Endlich können wir dem Tumult, ausgerüstet mit neuen Wegbeschreibungen, entkommen - ich als große Chinaskeptikerin bin bislang sehr angetan von der Hilfsbereitschaft der Chinesen! Leider kommen wir auch mit den neu gezeichneten Routen nicht zurande, nach einem weiteren langen Fußmarsch geben wir auf - inzwischen ist es schon dunkel, es ist weit nach 20 Uhr und wir haben alle Hunger. Titus ist erstaunlich friedlich, aber nun reicht es. Also kehren wir kurzerhand ins nächstbeste Lokal ein, dieses ist ein Hot-Pot-Restaurant, das ist die chinesische Variante von Fondue.

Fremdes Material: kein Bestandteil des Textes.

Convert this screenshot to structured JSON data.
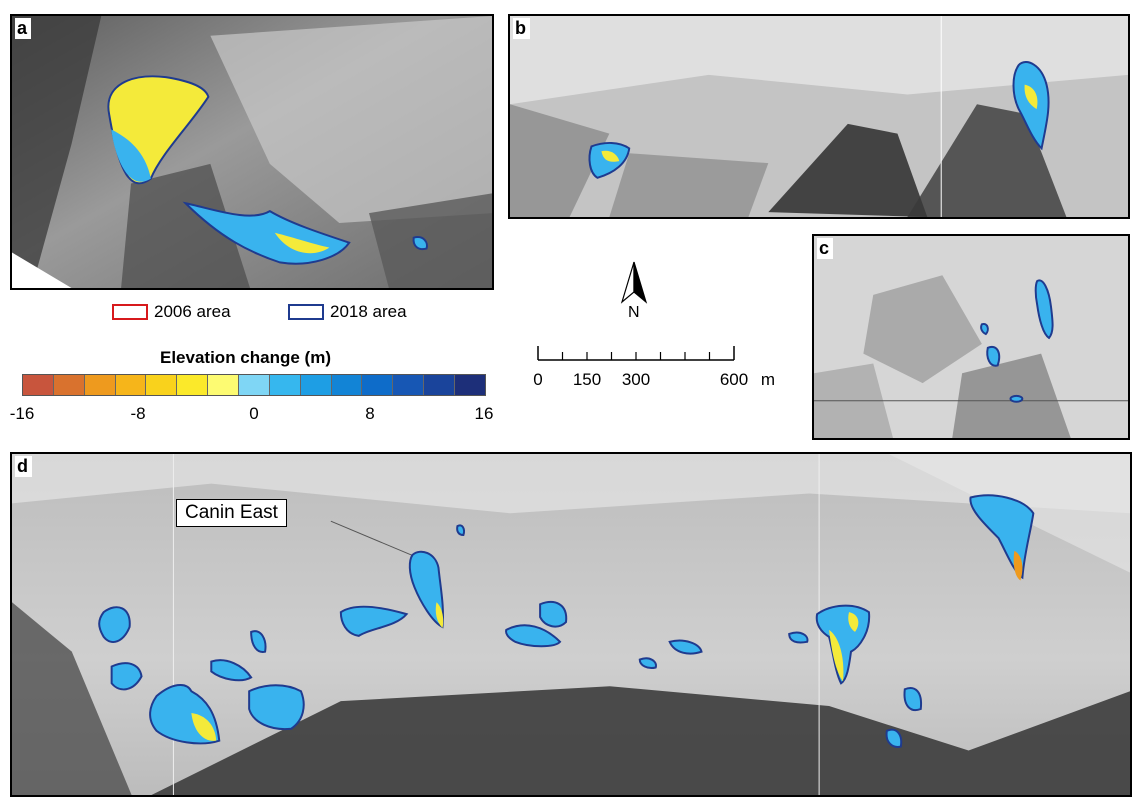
{
  "panels": {
    "a": {
      "label": "a"
    },
    "b": {
      "label": "b"
    },
    "c": {
      "label": "c"
    },
    "d": {
      "label": "d",
      "callout": "Canin East"
    }
  },
  "legend": {
    "area_2006": {
      "label": "2006 area",
      "color": "#d7191c"
    },
    "area_2018": {
      "label": "2018 area",
      "color": "#1f3b8f"
    }
  },
  "colorbar": {
    "title": "Elevation change (m)",
    "ticks": [
      "-16",
      "-8",
      "0",
      "8",
      "16"
    ],
    "colors": [
      "#c8553d",
      "#d9722e",
      "#ee9a1e",
      "#f6b51a",
      "#f9d21c",
      "#fbe92a",
      "#fdfb72",
      "#7fd6f5",
      "#36b7ee",
      "#1e9ee4",
      "#1284d6",
      "#0e6cc9",
      "#1757b4",
      "#1a449b",
      "#1d2f79"
    ]
  },
  "north_arrow": {
    "label": "N"
  },
  "scale_bar": {
    "ticks": [
      "0",
      "150",
      "300",
      "600"
    ],
    "unit": "m"
  }
}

Mit ein paar überforderten Kellner schaffen wir es, die Bestellung aufzugeben. Zuerst muss nämlich mal ausgewählt werden, wie die Brühe im Hot Pot beschaffen sein soll (in unserem Fall: not spicy!), dann gilt es, die Zutaten auszuwählen, die dann später darin gegart werden sollen. Wir bestellen Spinat, Bambussprossen, Kartoffeln, Tofu und Chinakohl. Zu guter Letzt suchen wir noch die Beilagen, Reis und Nudeln, aus, und bestellen die Getränke. Puh, das war anstrengend. Schnell steht der große, brodelnde Topf mit der Brühe auf dem Tisch, darin schwimmen diverse Gewürze (Ingwer, Kräuter etc.), und wir garen darin begeistert unsere Zutaten. Titus hält sich eher an den Reis, ein bisschen Spinat isst er auch, ebenso Kartoffeln. Als er satt ist, spaziert er an der Hand von den schon lauernden Kellnerinnen auf und ab, während wir fertigessen.
 
Wir sind alle fix und fertig und verschwitzt, aber nun immerhin satt, als wir uns auf den Heimweg machen, den wir mit der U-Bahn antreten. Schnell haben wir das System durchschaut, auch der Kauf der Fahrkarten klappt, und wir stehen in der herrlich klimatisierten, hochmodernen Metro. Titus unterhält alle Fahrgäste mit wilden Kletterspielen, er ist sichtlich aufgekratzt und übermüdet - wegen unserer stundenlangen Herumirrerei ist es schon bald halb elf. Zweimal müssen wir umsteigen, bis wir endlich in "Xisi", unserer Station in der Nähe des Hotels, ankommen. Zwar gibt es auch hier immerhin fast überall Rolltreppen, doch die Strecken, die beim Umsteigen bewältigt werden müssen, sind einfach irre lang. Dafür kommen die Züge auch alle 2-3 Minuten.
Um 23 Uhr können wir Titus also endlich ins Bett stecken, er ist sichtlich erledigt und schläft schnell in der Mitte unseres großen Kingsizebettes ein, und wir leisten ihm dabei Gesellschaft.